One important facet of software design is the cardinality between items in your system design.
As an example, consider a simple credit card based design from telecommunications:
Given this design, you can explore many boundary conditions with your business partners.
- Can you have a customer without services?
- Can you have billing information without an account? How about the other way?
- I'm diagramed this as having multiple BillingInfo entities. Should they allow overlap? How about one time payments? Refunds and chargeback processing?
Getting into the details of how the business works will provide you a lot of leading conversations as you develop your system, but I want to focus just the one relationship in dark black above, specifically the qualitative dimensions of the 0 or more accounts.
If you think about a mass consumer product, you will have a fairly low cardinality of accounts. A wireless customer may have a family plan with multiple phones, perhaps high speed internet or a video product.
This can lead you to design a graphical interface assuming that you can display all of the accounts for a customer all of the time. Perhaps you can even bring up all of the accounts when searching for customer.

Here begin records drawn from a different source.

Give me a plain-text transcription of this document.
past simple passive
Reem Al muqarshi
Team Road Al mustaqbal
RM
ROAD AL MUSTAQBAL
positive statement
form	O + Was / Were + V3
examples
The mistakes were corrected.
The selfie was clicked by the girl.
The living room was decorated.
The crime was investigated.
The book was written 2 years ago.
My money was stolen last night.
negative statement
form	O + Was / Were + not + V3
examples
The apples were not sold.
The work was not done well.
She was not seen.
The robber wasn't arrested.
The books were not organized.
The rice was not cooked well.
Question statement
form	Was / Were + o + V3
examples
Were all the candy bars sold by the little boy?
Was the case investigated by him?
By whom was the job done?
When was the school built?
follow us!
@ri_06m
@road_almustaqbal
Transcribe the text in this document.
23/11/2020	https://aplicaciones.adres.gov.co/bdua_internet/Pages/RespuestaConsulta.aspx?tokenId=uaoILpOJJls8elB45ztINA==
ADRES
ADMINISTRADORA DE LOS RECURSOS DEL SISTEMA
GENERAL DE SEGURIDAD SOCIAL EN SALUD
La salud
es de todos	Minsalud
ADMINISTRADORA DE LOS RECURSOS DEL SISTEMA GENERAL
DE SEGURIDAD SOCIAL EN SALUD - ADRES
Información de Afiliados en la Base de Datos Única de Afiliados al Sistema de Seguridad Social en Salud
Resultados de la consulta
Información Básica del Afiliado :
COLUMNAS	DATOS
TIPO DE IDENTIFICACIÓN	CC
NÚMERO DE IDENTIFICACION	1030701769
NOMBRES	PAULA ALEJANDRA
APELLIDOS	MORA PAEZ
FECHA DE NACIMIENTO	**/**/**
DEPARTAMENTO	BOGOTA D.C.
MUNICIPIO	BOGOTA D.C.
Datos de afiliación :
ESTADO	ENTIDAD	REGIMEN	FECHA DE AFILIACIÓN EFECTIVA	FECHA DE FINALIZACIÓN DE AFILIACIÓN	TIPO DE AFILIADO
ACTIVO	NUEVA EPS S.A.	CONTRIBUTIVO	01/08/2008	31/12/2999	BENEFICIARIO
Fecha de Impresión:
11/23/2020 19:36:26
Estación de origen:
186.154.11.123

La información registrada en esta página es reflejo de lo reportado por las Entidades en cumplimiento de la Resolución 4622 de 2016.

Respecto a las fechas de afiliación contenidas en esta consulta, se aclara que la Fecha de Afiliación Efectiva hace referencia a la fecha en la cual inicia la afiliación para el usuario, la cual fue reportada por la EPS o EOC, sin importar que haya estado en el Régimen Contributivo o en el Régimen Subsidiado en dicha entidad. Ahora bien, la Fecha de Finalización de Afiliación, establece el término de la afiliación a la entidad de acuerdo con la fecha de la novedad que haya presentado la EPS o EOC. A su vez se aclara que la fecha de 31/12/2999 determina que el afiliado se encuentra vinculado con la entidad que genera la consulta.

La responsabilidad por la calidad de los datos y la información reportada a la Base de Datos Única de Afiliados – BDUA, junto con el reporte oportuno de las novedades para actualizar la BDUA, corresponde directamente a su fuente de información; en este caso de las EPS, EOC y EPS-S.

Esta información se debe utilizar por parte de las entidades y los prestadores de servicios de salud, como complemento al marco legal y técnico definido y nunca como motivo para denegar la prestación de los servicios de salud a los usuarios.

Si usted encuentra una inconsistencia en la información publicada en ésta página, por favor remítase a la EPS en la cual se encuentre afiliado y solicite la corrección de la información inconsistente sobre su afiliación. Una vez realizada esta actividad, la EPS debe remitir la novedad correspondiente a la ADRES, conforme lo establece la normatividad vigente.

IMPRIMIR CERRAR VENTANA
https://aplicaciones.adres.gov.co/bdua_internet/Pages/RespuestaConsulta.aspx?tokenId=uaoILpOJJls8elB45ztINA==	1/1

All is well. And then it happens, someone tries this same data access for a large bank. Think of the number of communication accounts they must have to support their business:
- Branch office numbers
- Main numbers
- And the real killer - every ATM they have everywhere
Now your getting thousands of accounts back for that one customer. Uh-Oh. If you have a document store like MongoDB, you are now getting megabytes of information. If you have a relational database store, you getting thousands of rows; depending on the fetch size you have configured, perhaps hundred of round trips to the database that you are not expecting to have to wait for.